Children's Hospital of Philadelphia receives $25 million gift

Children's Hospital of Philadelphia has announced a $25 million gift from the Wood family, which founded what became the convenience store chain Wawa, in support of the hospital's fetal medicine program.

Made in recognition of the program's twenty-fifth anniversary, the gift will establish the Richard D. Wood Jr. Center for Fetal Diagnosis and Treatment, named for Wawa chairperson emeritus Richard D. Wood, Jr., and support the expansion of the program's clinical, educational, and research efforts, including efforts to build out clinical space for the Garbose Family Special Delivery Unit, create a birth defects biorepository, and establish endowments for a distinguished chair in pediatric surgical science and fellowships in pediatric surgical science.

Dr.
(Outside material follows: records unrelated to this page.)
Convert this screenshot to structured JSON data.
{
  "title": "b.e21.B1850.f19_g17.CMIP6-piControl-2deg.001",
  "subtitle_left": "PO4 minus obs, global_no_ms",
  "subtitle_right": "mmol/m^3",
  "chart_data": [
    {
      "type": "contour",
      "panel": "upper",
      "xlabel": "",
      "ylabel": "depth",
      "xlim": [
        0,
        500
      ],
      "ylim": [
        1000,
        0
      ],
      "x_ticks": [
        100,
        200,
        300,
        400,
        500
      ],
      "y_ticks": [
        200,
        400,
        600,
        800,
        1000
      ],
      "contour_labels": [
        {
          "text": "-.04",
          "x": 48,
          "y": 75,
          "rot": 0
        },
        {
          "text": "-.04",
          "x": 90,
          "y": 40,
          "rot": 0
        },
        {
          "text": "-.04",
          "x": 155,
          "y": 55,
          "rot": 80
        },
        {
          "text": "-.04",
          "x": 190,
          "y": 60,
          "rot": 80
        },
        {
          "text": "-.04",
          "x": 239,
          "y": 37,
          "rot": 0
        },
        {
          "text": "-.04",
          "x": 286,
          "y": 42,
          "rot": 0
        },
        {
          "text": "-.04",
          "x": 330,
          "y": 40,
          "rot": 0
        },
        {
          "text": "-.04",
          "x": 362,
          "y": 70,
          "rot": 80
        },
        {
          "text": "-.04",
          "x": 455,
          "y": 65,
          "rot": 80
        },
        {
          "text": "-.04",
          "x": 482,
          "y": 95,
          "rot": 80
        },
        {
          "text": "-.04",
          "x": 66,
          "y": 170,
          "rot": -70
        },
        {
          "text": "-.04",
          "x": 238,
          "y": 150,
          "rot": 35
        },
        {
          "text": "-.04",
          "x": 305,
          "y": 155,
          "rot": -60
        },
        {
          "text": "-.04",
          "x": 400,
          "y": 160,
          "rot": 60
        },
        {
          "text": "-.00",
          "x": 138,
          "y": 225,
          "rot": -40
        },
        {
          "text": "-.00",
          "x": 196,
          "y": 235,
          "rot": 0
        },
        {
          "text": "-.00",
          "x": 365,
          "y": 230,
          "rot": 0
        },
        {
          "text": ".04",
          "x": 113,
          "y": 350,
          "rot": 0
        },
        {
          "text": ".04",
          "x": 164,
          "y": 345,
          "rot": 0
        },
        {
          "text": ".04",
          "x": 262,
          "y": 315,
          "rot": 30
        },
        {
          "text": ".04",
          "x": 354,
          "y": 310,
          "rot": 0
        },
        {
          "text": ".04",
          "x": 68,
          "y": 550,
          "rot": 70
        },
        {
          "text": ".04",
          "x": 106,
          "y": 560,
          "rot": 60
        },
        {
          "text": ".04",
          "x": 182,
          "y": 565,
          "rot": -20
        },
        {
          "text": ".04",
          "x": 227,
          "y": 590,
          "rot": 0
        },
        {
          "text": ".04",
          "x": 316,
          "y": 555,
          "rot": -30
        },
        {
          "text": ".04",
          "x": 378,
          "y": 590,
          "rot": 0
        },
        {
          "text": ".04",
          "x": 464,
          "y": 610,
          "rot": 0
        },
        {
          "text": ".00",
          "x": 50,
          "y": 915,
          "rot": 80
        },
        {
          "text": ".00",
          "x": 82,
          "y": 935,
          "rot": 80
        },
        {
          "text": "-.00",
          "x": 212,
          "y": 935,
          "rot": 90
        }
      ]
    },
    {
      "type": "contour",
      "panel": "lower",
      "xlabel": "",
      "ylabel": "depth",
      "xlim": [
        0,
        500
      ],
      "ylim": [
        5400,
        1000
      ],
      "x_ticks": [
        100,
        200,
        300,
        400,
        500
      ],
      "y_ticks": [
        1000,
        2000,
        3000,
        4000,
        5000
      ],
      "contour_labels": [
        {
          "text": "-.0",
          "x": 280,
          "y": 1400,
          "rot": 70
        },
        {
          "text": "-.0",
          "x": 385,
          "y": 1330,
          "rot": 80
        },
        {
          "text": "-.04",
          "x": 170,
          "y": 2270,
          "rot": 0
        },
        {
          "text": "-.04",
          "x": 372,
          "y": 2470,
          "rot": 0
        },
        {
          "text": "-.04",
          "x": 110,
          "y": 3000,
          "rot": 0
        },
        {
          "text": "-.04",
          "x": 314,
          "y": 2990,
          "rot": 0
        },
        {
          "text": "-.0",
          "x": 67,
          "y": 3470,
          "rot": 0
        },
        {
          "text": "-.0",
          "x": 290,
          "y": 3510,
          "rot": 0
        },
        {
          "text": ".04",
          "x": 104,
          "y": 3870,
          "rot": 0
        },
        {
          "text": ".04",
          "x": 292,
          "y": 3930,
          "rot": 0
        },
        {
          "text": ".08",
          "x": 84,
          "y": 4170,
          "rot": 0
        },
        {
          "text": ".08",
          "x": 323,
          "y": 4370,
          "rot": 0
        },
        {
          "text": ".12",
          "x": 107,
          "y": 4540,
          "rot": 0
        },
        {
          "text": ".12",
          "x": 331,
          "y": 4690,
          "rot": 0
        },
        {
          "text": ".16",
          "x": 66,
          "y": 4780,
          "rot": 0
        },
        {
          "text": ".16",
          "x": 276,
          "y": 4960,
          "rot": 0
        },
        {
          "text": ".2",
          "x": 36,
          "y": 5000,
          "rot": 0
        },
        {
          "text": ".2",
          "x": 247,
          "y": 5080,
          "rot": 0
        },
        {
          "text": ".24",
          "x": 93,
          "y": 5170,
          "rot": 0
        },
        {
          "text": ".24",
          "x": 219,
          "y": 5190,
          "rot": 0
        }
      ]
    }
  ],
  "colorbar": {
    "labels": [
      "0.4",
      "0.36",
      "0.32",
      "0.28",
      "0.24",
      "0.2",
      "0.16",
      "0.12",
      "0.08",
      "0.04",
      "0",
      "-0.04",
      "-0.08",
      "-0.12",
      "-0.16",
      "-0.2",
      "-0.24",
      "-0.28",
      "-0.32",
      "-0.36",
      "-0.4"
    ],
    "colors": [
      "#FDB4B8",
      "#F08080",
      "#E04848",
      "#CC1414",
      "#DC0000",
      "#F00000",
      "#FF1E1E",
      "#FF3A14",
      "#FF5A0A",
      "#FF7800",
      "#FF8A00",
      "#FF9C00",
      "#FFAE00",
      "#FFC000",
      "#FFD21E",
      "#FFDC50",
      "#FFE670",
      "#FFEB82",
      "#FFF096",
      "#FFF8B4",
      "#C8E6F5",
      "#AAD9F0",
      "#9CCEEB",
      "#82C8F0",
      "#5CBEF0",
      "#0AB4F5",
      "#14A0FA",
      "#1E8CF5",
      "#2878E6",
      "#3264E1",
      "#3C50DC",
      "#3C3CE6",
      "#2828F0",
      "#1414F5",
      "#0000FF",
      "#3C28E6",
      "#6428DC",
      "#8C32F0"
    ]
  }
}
George Bacon Wood was among the signers of the hospital's articles of incorporation when it was founded in 1855, and the family has long supported CHOP.

"Across eight generations and for more than one hundred and sixty-five years, the Wood family and Wawa have been invaluable partners to and champions of our hospital," said CHOP chief executive Madeline Bell. "This generous investment from the Wood family will undoubtedly help advance the translation of promising science into new therapies that will benefit our tiniest patients."
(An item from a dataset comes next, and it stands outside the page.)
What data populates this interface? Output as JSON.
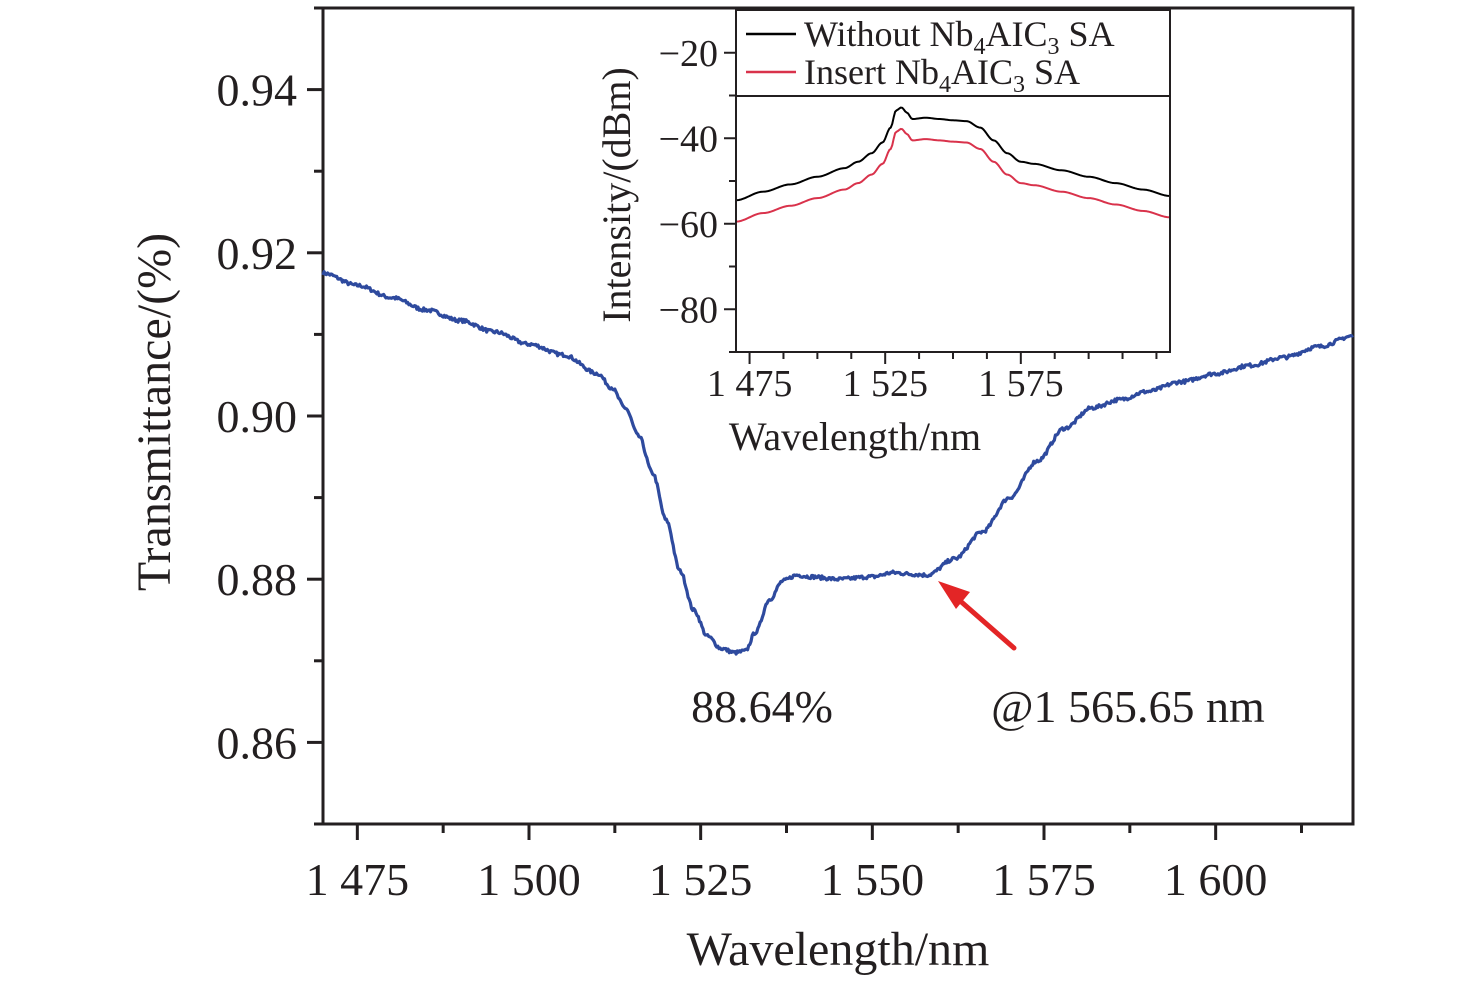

"It is a great privilege and honor to name the hospital's Center for Fetal Diagnosis and Treatment after Richard D. Wood, Jr. On behalf of our entire team, I would like to express my gratitude to the Wood family on this historic gift, which will fuel a new era of breakthroughs in fetal medicine and surgery," said N. Scott Adzick, surgeon-in-chief and founder and director of the Richard D. Wood Jr. Center for Fetal Diagnosis and Treatment. "Their generous philanthropic support will allow for a major expansion of infrastructure, patient services, research, and recruitment that will categorically be pivotal to our hospital and the patients and families we serve worldwide."